Just off the tour route were long bread lines where residents said they were afraid to be seen talking to journalists.
And though government forces dominated the city center — heavily armed checkpoints staked out downtown while orange-suited cleanup crews were out in force around the central Green Square — there were signs of defiance in other neighborhoods, where the streets were blocked by makeshift barricades of broken televisions, charred tree trunks and cinder blocks left over from protests and street fights the night before.

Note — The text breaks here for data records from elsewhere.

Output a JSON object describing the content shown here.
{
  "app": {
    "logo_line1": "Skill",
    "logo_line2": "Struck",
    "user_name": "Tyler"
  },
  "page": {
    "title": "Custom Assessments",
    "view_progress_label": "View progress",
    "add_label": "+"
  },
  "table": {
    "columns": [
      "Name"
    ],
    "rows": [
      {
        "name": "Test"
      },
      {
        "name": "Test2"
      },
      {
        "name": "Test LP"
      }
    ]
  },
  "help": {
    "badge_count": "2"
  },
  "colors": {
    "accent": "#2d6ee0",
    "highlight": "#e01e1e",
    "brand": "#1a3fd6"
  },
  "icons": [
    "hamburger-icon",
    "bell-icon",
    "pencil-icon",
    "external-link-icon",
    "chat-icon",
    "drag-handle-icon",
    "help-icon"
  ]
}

“I have seen more than 68, I think, people killed,” said a doctor who had been helping out at a neighborhood clinic in Tajoura and gave his name only as Hussein. “But the people who have died, they don’t leave them in the same place.
We have seen them taking them in the Qaddafi cars, and nobody knows where they are taking the people who have died.” He added, “Even the ones with just a broken hand or something they are taking away.”
In some ways, the mixed results of Colonel Qaddafi’s theatrical gamble — opening the curtains to the world with great fanfare, even though the stage is in near-chaotic disarray — are an apt metaphor for the increasingly untenable situation in the country.
There were unconfirmed reports Saturday that thousands of armed rebels from other regions of the country were marching toward Tripoli. Rebels have already taken over and held the eastern half of the populous coast. On Saturday, after days of fighting, they also reportedly took Sabratha, a town near the capital known for its Roman ruins.
At the birthplace of the revolt, in the eastern city of Benghazi, a group of senior military officers who had defected were forming a council to lead their troops against Colonel Qaddafi’s forces. One of them, an air force general, said three air bases had defected to the rebels, along with the region’s military police.
And the rebels said they were in the process of forming an interim government to oversee the areas no longer under Colonel Qaddafi’s control. It is expected to include Mustafa Mohamed Abd al-Jalil, a former justice minister who quit to join the insurrection and may now assume the role of interim prime minister.
“The temporary location of the government will be Benghazi, until the liberation of Tripoli,” said Iman Bugaighis, a spokeswoman for a coalition of antigovernment activists.
But so far, the protesters say, the rebel force heading for Tripoli has been stymied at Surt, a Qaddafi stronghold on the coastal road where his tribe is concentrated. In Tripoli, home to nearly two million of Libya’s roughly six and a half million people, Colonel Qaddafi and his special militias may have unleashed enough firepower to enable them to keep a firm grasp on the city for some time.
His plainclothes police and uniformed security forces appeared in control of most of the city’s largely deserted streets on Saturday, and there were unconfirmed reports that he was following through on his threats to distribute weapons to his supporters.
Clearly, both the rebels and Colonel Qaddafi appear to have the will and the wherewithal to fight on for some time.